Heath Risks for Women Over 40

Heath Risks for Women Over 40
Many women that are fabulously 40 and over frequently disregard mid-life care because they are too busy tending to their families, their career and their aging parents. However, at this stage in your life, it’s crucial to reflect on your health and discuss your family history and any lifestyle habits that can jeopardize your health. Creating a good wellness plan with your health care provider can minimize dangerous health risks that set the stage for serious disease later on in your life.

Heart Disease

Few women in their 40s and 50s are aware that heart disease could pose a significant risk to their well-being because heart attacks are often associated with older men. Heart disease means that your cardiovascular system is not working the way that it should be and it can take on the form of high blood pressure, coronary artery disease, aneurysm or stroke. When you hit menopause, your risk of heart disease increases because your levels of estrogen drop. This hormone usually guards against heart disease. Other risks for heart disease include unhealthy eating habits, physical inactivity, smoking and high cholesterol.


Around your mid 40s, your metabolism slows down making it difficult to lose weight. Along with that, fat builds up in common problem areas such as the hips, thighs and abdomen. As the scale number climbs, your risk for type 2 diabetes increases so that is why it’s extremely important to commit to a weekly exercise plan. Other risks factors that can increase your risk of diabetes include having a parent or sibling with diabetes, high blood pressure, high cholesterol and whether you had gestational diabetes during pregnancy.


Your risk for osteoporosis increases with the hormonal changes in estrogen and progesterone that occur during menopause or premature menopause. This bone disease is often silent until the later stages and causes bones to become weak, frail or prone to breaking. The bone tissues become porous and thin which is the reason that they are likely to fracture. You can reduce your risk of osteoporosis and keep your bones healthy by adding weight-bearing and muscle-building exercises to your exercise plan. It’s also important to get adequate amounts of calcium and Vitamin D from your diet and supplements.

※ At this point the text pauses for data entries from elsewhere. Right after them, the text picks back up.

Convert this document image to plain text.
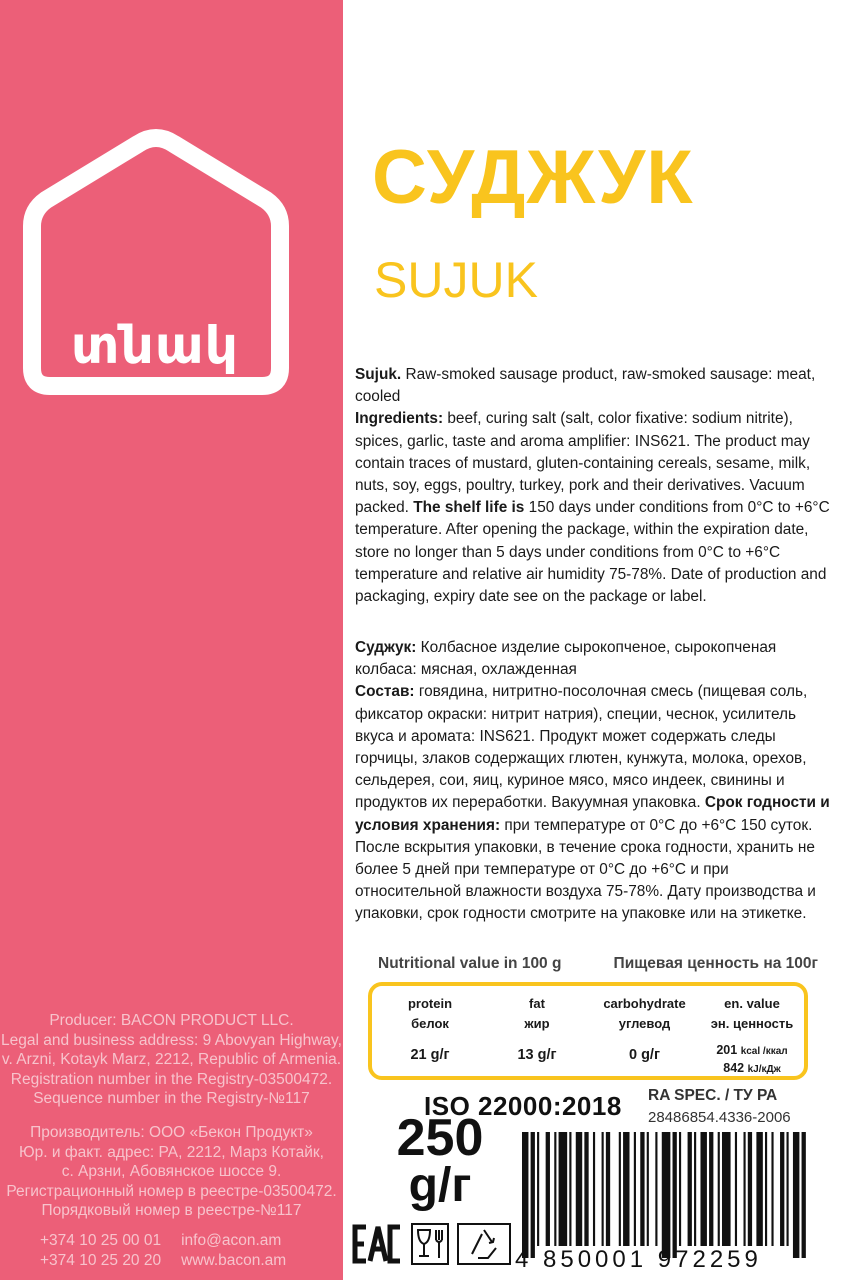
տնակ
Producer: BACON PRODUCT LLC.
Legal and business address: 9 Abovyan Highway,
v. Arzni, Kotayk Marz, 2212, Republic of Armenia.
Registration number in the Registry-03500472.
Sequence number in the Registry-№117
Производитель: ООО «Бекон Продукт»
Юр. и факт. адрес: РА, 2212, Марз Котайк,
с. Арзни, Абовянское шоссе 9.
Регистрационный номер в реестре-03500472.
Порядковый номер в реестре-№117
+374 10 25 00 01 info@acon.am
+374 10 25 20 20 www.bacon.am
СУДЖУК
SUJUK
Sujuk. Raw-smoked sausage product, raw-smoked sausage: meat, cooled
Ingredients: beef, curing salt (salt, color fixative: sodium nitrite), spices, garlic, taste and aroma amplifier: INS621. The product may contain traces of mustard, gluten-containing cereals, sesame, milk, nuts, soy, eggs, poultry, turkey, pork and their derivatives. Vacuum packed. The shelf life is 150 days under conditions from 0°C to +6°C temperature. After opening the package, within the expiration date, store no longer than 5 days under conditions from 0°C to +6°C temperature and relative air humidity 75-78%. Date of production and packaging, expiry date see on the package or label.
Суджук: Колбасное изделие сырокопченое, сырокопченая колбаса: мясная, охлажденная
Состав: говядина, нитритно-посолочная смесь (пищевая соль, фиксатор окраски: нитрит натрия), специи, чеснок, усилитель вкуса и аромата: INS621. Продукт может содержать следы горчицы, злаков содержащих глютен, кунжута, молока, орехов, сельдерея, сои, яиц, куриное мясо, мясо индеек, свинины и продуктов их переработки. Вакуумная упаковка. Срок годности и условия хранения: при температуре от 0°C до +6°C 150 суток. После вскрытия упаковки, в течение срока годности, хранить не более 5 дней при температуре от 0°C до +6°C и при относительной влажности воздуха 75-78%. Дату производства и упаковки, срок годности смотрите на упаковке или на этикетке.
Nutritional value in 100 g	Пищевая ценность на 100г
protein
белок
21 g/г
fat
жир
13 g/г
carbohydrate
углевод
0 g/г
en. value
эн. ценность
201 kcal /ккал
842 kJ/кДж
ISO 22000:2018 RA SPEC. / ТУ РА
28486854.4336-2006
250
g/г
4 850001 972259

This serious mental health disorder can occur at any age but you are at an increased risk during middle age due to the physiological changes occurring in your body during menopause. Depression can cause symptoms such as a loss of interest in things that you enjoyed doing, feelings of hopelessness or despair, severe fatigue, digestive issues and irritability. Caregiving for aging relatives can create a steep risk of depression especially when caring for your own family because you can quickly become physically and emotionally exhausted. By developing a mental wellness plan that includes stress coping techniques and enlisting others for respite breaks, you can minimize your risks of depression.  

By working with your health care provider, you can decrease your risks of the common diseases that frequently occur in mid-life. Although you may not be able to change certain risk factors such as your genetics, you can drastically reduce your risk of a catastrophic event such as a heart attack or stroke by changing unhealthy habits. Seeking mid-life care and assessing your risks is the best thing you can do for yourself and those you love because it can save your life.